12. These are the main arguments advanced on behalf of the petitioners. Another minor point was taken, which I shall now proceed to consider. It is said that the show-cause notice in this case was issued by the Assistant Collector of Customs and Superintendent, Preventive Service, Customs House, Calcutta. By the said notice, explanations were called for and the petitioners were asked to appear before the Assistant Collector of Customs etc. It is pointed out that, in fact, no hearing took place and no evidence was taken, but the order was made, not by the Assistant Collector of Customs but by the Additional Collector of Customs, the respondent No. 2. This, it is said, renders the order illegal. It will be recollected that in the show-cause notice that was issued by the Assistant Collector of Customs on the 7th April, 1959 and on the 6th May, 1959 it was pointed out that if the petitioners failed to submit a written explanation, or did not appear when the case would be fixed for hearing, the case would be decided on the basis of evidence already on record. The petitioners were clearly asked to state in their, written explanation as to whether they wished to be heard in person. None of the petitioners ever made a demand to be heard in person. Therefore, there was no question of fixing a date for hearing.
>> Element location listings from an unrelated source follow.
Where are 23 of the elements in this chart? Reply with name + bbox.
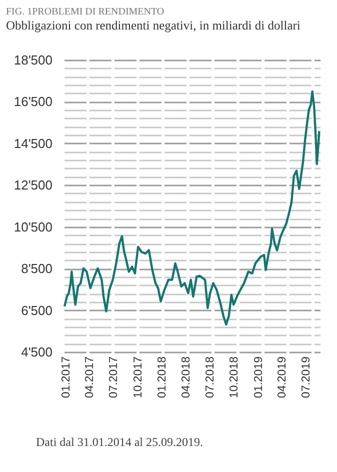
x-tick-label: 04.2017: [84, 356, 96, 398]
x-tick-label: 07.2017: [108, 356, 120, 398]
x-tick-label: 04.2019: [276, 356, 289, 398]
chart-subtitle: Obbligazioni con rendimenti negativi, in miliardi di dollari: [6, 18, 301, 32]
x-tick-label: 07.2018: [204, 356, 216, 398]
y-tick-label: 8'500: [21, 261, 52, 276]
x-tick-label: 01.2018: [156, 356, 169, 398]
y-tick-label: 12'500: [14, 178, 52, 193]
x-tick-label: 10.2018: [228, 356, 241, 398]
x-tick-label: 01.2017: [60, 356, 72, 398]
chart-title: FIG. 1PROBLEMI DI RENDIMENTO: [6, 6, 164, 18]
y-tick-label: 6'500: [21, 302, 52, 318]
y-tick-label: 10'500: [14, 219, 52, 234]
x-tick-label: 04.2018: [180, 356, 192, 398]
x-tick-label: 01.2019: [252, 356, 265, 398]
y-tick-label: 16'500: [14, 94, 52, 110]
x-tick-label: 07.2019: [300, 356, 313, 398]
y-tick-label: 18'500: [14, 52, 52, 68]
y-tick-label: 4'500: [21, 344, 52, 360]
line-series: [63, 90, 320, 326]
y-tick-label: 14'500: [14, 136, 52, 151]
x-tick-label: 10.2017: [132, 356, 144, 398]
text: Dati dal 31.01.2014 al 25.09.2019.: [36, 435, 203, 449]
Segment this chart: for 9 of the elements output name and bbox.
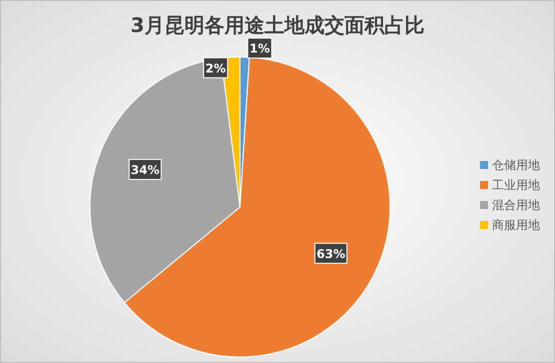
data-label: 2%	[205, 61, 226, 76]
chart-title: 3月昆明各用途土地成交面积占比	[130, 13, 424, 37]
legend-label: 混合用地	[492, 198, 540, 212]
slice-label: 工业用地	[492, 178, 540, 192]
data-label: 1%	[250, 42, 270, 56]
legend-label: 商服用地	[492, 218, 540, 232]
data-label: 34%	[130, 162, 160, 177]
legend-label: 仓储用地	[492, 158, 540, 172]
data-label: 63%	[316, 246, 346, 261]
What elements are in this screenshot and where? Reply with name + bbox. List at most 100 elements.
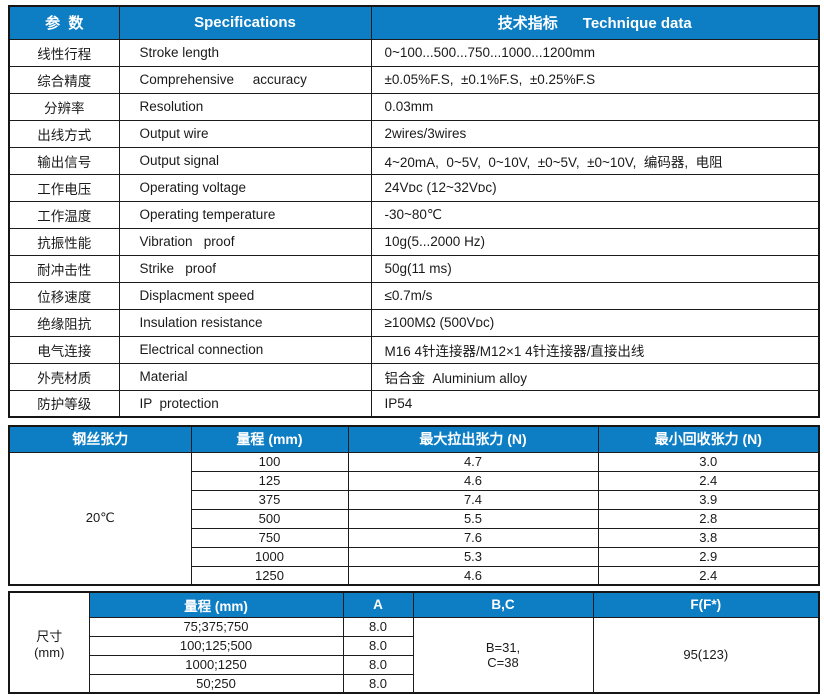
param-cell: 电气连接 [8, 335, 120, 364]
value-cell: 4~20mA, 0~5V, 0~10V, ±0~5V, ±0~10V, 编码器,… [370, 146, 820, 175]
spec-header-row: 参 数 Specifications 技术指标 Technique data [8, 5, 820, 40]
max-pull-cell: 4.6 [347, 470, 599, 491]
tension-header-wire: 钢丝张力 [8, 425, 192, 453]
value-cell: 2wires/3wires [370, 119, 820, 148]
spec-row: 工作温度 Operating temperature -30~80℃ [8, 200, 820, 229]
spec-cell: Output signal [118, 146, 372, 175]
min-retract-cell: 3.0 [597, 451, 820, 472]
spec-cell: Material [118, 362, 372, 391]
dim-range-cell: 75;375;750 [88, 616, 344, 637]
range-cell: 1000 [190, 546, 349, 567]
value-cell: IP54 [370, 389, 820, 418]
dimension-table: 尺寸 (mm) 量程 (mm) A B,C F(F*) 75;375;750 8… [8, 591, 820, 694]
dim-a-cell: 8.0 [342, 673, 414, 694]
max-pull-cell: 7.6 [347, 527, 599, 548]
spec-cell: Stroke length [118, 38, 372, 67]
spec-cell: Strike proof [118, 254, 372, 283]
spec-cell: Insulation resistance [118, 308, 372, 337]
value-cell: 10g(5...2000 Hz) [370, 227, 820, 256]
dimension-header-row: 尺寸 (mm) 量程 (mm) A B,C F(F*) [8, 591, 820, 694]
param-cell: 外壳材质 [8, 362, 120, 391]
dim-a-cell: 8.0 [342, 635, 414, 656]
temperature-label-cell: 20℃ [8, 451, 192, 586]
min-retract-cell: 2.4 [597, 565, 820, 586]
spec-row: 位移速度 Displacment speed ≤0.7m/s [8, 281, 820, 310]
spec-cell: Resolution [118, 92, 372, 121]
dim-bc-cell: B=31, C=38 [412, 616, 594, 694]
spec-row: 综合精度 Comprehensive accuracy ±0.05%F.S, ±0.… [8, 65, 820, 94]
value-cell: 50g(11 ms) [370, 254, 820, 283]
range-cell: 375 [190, 489, 349, 510]
tension-row: 20℃ 100 4.7 3.0 [8, 451, 820, 586]
dim-range-cell: 50;250 [88, 673, 344, 694]
max-pull-cell: 5.5 [347, 508, 599, 529]
range-cell: 500 [190, 508, 349, 529]
spec-row: 抗振性能 Vibration proof 10g(5...2000 Hz) [8, 227, 820, 256]
min-retract-cell: 2.9 [597, 546, 820, 567]
param-cell: 耐冲击性 [8, 254, 120, 283]
spec-row: 输出信号 Output signal 4~20mA, 0~5V, 0~10V, ±0… [8, 146, 820, 175]
value-cell: -30~80℃ [370, 200, 820, 229]
param-cell: 工作温度 [8, 200, 120, 229]
value-cell: 0~100...500...750...1000...1200mm [370, 38, 820, 67]
min-retract-cell: 2.4 [597, 470, 820, 491]
param-cell: 分辨率 [8, 92, 120, 121]
dim-header-range: 量程 (mm) [88, 591, 344, 618]
param-cell: 综合精度 [8, 65, 120, 94]
dim-header-bc: B,C [412, 591, 594, 618]
value-cell: ≥100MΩ (500Vᴅᴄ) [370, 308, 820, 337]
max-pull-cell: 4.6 [347, 565, 599, 586]
dim-header-f: F(F*) [592, 591, 820, 618]
min-retract-cell: 3.8 [597, 527, 820, 548]
param-cell: 抗振性能 [8, 227, 120, 256]
dimension-row: 50;250 8.0 [9, 673, 819, 694]
param-cell: 线性行程 [8, 38, 120, 67]
spec-row: 工作电压 Operating voltage 24Vᴅᴄ (12~32Vᴅᴄ) [8, 173, 820, 202]
dim-f-cell: 95(123) [592, 616, 820, 694]
spec-row: 绝缘阻抗 Insulation resistance ≥100MΩ (500Vᴅᴄ) [8, 308, 820, 337]
spec-row: 分辨率 Resolution 0.03mm [8, 92, 820, 121]
value-cell: ≤0.7m/s [370, 281, 820, 310]
size-label-cell: 尺寸 (mm) [8, 591, 90, 694]
range-cell: 750 [190, 527, 349, 548]
spec-header-spec: Specifications [118, 5, 372, 40]
spec-header-param: 参 数 [8, 5, 120, 40]
spec-row: 线性行程 Stroke length 0~100...500...750...100… [8, 38, 820, 67]
spec-cell: Electrical connection [118, 335, 372, 364]
range-cell: 125 [190, 470, 349, 491]
tension-header-max-pull: 最大拉出张力 (N) [347, 425, 599, 453]
spec-table: 参 数 Specifications 技术指标 Technique data 线… [8, 5, 820, 418]
value-cell: 24Vᴅᴄ (12~32Vᴅᴄ) [370, 173, 820, 202]
spec-cell: Operating temperature [118, 200, 372, 229]
value-cell: ±0.05%F.S, ±0.1%F.S, ±0.25%F.S [370, 65, 820, 94]
param-cell: 工作电压 [8, 173, 120, 202]
spec-row: 出线方式 Output wire 2wires/3wires [8, 119, 820, 148]
value-cell: 0.03mm [370, 92, 820, 121]
dimension-row: 75;375;750 8.0 B=31, C=38 95(123) [9, 616, 820, 694]
dim-a-cell: 8.0 [342, 654, 414, 675]
range-cell: 100 [190, 451, 349, 472]
tension-row: 1250 4.6 2.4 [9, 565, 820, 586]
spec-cell: Displacment speed [118, 281, 372, 310]
param-cell: 出线方式 [8, 119, 120, 148]
tension-row: 1000 5.3 2.9 [9, 546, 820, 567]
tension-header-min-retract: 最小回收张力 (N) [597, 425, 820, 453]
tension-row: 750 7.6 3.8 [9, 527, 820, 548]
param-cell: 位移速度 [8, 281, 120, 310]
tension-table: 钢丝张力 量程 (mm) 最大拉出张力 (N) 最小回收张力 (N) 20℃ 1… [8, 425, 820, 586]
spec-header-tech: 技术指标 Technique data [370, 5, 820, 40]
spec-cell: IP protection [118, 389, 372, 418]
dimension-row: 100;125;500 8.0 [9, 635, 819, 656]
spec-row: 防护等级 IP protection IP54 [8, 389, 820, 418]
range-cell: 1250 [190, 565, 349, 586]
spec-cell: Operating voltage [118, 173, 372, 202]
max-pull-cell: 7.4 [347, 489, 599, 510]
param-cell: 输出信号 [8, 146, 120, 175]
dim-range-cell: 1000;1250 [88, 654, 344, 675]
spec-row: 耐冲击性 Strike proof 50g(11 ms) [8, 254, 820, 283]
max-pull-cell: 5.3 [347, 546, 599, 567]
max-pull-cell: 4.7 [347, 451, 599, 472]
dim-a-cell: 8.0 [342, 616, 414, 637]
min-retract-cell: 3.9 [597, 489, 820, 510]
dimension-row: 1000;1250 8.0 [9, 654, 819, 675]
If there was to be no hearing and no evidence adduced on behalf of the petitioners, any officer who was authorised to pass an order could deal with the matter. If of, course, the petitioners asked for a personal hearing and then there was a hearing in the usual way by calling evidence and hearing arguments, the only person that could have conducted it would be the person serving the notice and the order would have to be made by the authority hearing the case. Here, however, a determination had to be made on the documents or evidence on record. The Additional Collector is a person duly authorised to hear and decide such cases. That appears from the schedule annexed to paragraph 2 Chapter II of the Indian Sea Customs Manual as amended by the Notification No. 36 Cus dated 2nd June, 1956 being a notification under Section 6 of the Sea Customs Act. In my opinion, therefore, the Additional Collector of Customs was entitled to consider the matter and to pass orders in the facts and circumstances of this case.
13. These are the points taken in this casewhich all fail. The result is that this applicationmust be dismissed. The Rule is discharged. Interimorders, if any, are vacated. There will be no orderas to costs.